RuntimeError: Could not run 'quantized::conv2d_relu.new' with arguments from the 'CPU' backend

I am trying to run quantization on a model that I have to try and make the performance much faster. The model I am using to test this out is the pretrained wideres101(I have noted below how you can call it). The code is running on CPU. I put in a couple breakpoints, outputting the model and model size before and after quantization. Before quantization, the model is 510MB and after quantization it is down to 128MB. It seems like the quantization is being done as it should. The problem arises when the quantized model is called again later in the code when running the tester.

How I call the model:
model = torchvision.models.wide_resnet101_2(pretrained=True)

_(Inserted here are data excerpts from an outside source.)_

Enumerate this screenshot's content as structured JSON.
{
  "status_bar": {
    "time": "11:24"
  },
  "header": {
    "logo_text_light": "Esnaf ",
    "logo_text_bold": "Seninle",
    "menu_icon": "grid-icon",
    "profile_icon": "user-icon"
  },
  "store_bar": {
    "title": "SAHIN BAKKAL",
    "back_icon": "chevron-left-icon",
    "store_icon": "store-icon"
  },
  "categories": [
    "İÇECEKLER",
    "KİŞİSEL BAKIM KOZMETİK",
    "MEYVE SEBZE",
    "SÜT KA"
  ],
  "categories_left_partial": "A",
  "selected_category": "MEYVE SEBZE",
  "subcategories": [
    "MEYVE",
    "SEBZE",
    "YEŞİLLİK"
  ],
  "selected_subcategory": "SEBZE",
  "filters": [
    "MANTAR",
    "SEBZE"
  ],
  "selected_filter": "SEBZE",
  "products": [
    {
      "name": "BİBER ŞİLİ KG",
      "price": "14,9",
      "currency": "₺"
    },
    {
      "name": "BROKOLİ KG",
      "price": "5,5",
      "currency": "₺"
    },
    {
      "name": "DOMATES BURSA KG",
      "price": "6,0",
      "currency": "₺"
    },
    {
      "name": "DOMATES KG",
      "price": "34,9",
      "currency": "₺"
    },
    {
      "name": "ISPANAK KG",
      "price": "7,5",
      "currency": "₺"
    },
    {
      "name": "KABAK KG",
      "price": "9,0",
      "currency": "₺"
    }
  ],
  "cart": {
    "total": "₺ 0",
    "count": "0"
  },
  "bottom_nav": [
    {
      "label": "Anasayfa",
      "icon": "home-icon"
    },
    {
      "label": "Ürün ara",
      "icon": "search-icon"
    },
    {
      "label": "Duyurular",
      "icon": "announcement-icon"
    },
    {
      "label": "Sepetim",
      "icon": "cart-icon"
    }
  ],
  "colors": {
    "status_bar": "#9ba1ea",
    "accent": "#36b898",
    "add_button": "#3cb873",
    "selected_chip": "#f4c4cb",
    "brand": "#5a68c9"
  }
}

The line 113 is where the code is erroring out at:

This is the error I get:
File “C:\Users\NishchintUpadhyaya\anaconda3\envs\SoilMoist\lib\site-packages\torch\nn\intrinsic\quantized\modules\conv_relu.py”, line 69, in forward
return torch.ops.quantized.conv2d_relu(
RuntimeError: Could not run ‘quantized::conv2d_relu.new’ with arguments from the ‘CPU’ backend. ‘quantized::conv2d_relu.new’ is only available for these backends: [QuantizedCPU, BackendSelect, Named, AutogradOther, AutogradCPU, AutogradCUDA, AutogradXLA, Tracer, Autocast, Batched, VmapMode].

Any suggestions?

@nishchint98, this error usually means that the input to conv2d_relu is not a quantized tensor, but a floating point tensor. Please make sure in the code that the input being passed is a quantized tensor.